Analysten-Kolumne

Software-Firmen entdecken Beratungsgeschäft

29.06.2005 von Thomas Lünendonk
Der IT-Dienstleistungsgeschäft steht vor einem Strukturwandel. Immer mehr Standard-Software-Unternehmen drängen in das klassische Beratungssegment. CIOs profitieren durch neue Angebotsformen von dieser Entwicklung.

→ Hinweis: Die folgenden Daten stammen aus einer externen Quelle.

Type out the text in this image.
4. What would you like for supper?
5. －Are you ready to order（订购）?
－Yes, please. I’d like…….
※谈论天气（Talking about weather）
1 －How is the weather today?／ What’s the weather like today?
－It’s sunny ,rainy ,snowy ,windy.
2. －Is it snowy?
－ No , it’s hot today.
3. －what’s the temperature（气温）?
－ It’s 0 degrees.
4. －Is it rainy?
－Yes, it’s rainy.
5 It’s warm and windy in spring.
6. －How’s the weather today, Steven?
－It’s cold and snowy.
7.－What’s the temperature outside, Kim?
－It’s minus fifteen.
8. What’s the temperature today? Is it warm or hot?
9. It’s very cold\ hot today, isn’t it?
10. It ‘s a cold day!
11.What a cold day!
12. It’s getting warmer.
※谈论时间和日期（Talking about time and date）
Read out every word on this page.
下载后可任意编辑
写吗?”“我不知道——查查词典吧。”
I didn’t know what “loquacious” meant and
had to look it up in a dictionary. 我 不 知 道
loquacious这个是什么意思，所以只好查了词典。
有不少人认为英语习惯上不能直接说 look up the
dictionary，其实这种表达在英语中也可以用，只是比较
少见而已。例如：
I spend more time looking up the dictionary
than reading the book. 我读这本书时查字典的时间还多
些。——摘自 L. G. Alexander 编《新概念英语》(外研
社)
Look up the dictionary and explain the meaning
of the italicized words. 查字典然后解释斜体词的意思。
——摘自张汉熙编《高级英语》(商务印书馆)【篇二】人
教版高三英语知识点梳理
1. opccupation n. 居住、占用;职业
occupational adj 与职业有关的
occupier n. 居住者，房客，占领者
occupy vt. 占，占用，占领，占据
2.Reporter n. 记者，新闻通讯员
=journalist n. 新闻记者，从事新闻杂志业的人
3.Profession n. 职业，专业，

Der CIO steht heute im Zentrum des "Orkans“. Einerseits soll er die informationstechnischen Voraussetzungen für das reibungslose Funktionieren des Unternehmen und seiner Prozesse schaffen, technologisch aktuell und zukunftsfähig sein sowie Impulse geben. Andererseits steht er unter zunehmendem Kosten- und Leistungsdruck seitens des Top-Managements und der Fachabteilungen. Hinzu kommt die immer stärkere Rolle des Einkaufs, die bisweilen Züge einer Entmündigung annimmt. Psychologisch würde man von einer klassischen "Sandwich-Position“ sprechen.

Will der CIO die vielfältigen Herausforderungen bestehen, so muss er sich Dienstleister auf dem Markt suchen, die ihn sowohl bei der inhaltlichen und technologischen als auch bei der ökonomischen Perspektive der Themen kompetent unterstützen können. Hier bieten sich Managementberatungen, IT-Beratungen, Systemintegratoren, IT-Service-Unternehmen und Komplettanbieter, die alle Teildisziplinen integriert offerieren, an. Insbesondere in Zeiten hoher Individualisierung der jeweiligen Systemlandschaften konnte auf Partner aus diesem Leistungsspektrum gar nicht verzichtet werden.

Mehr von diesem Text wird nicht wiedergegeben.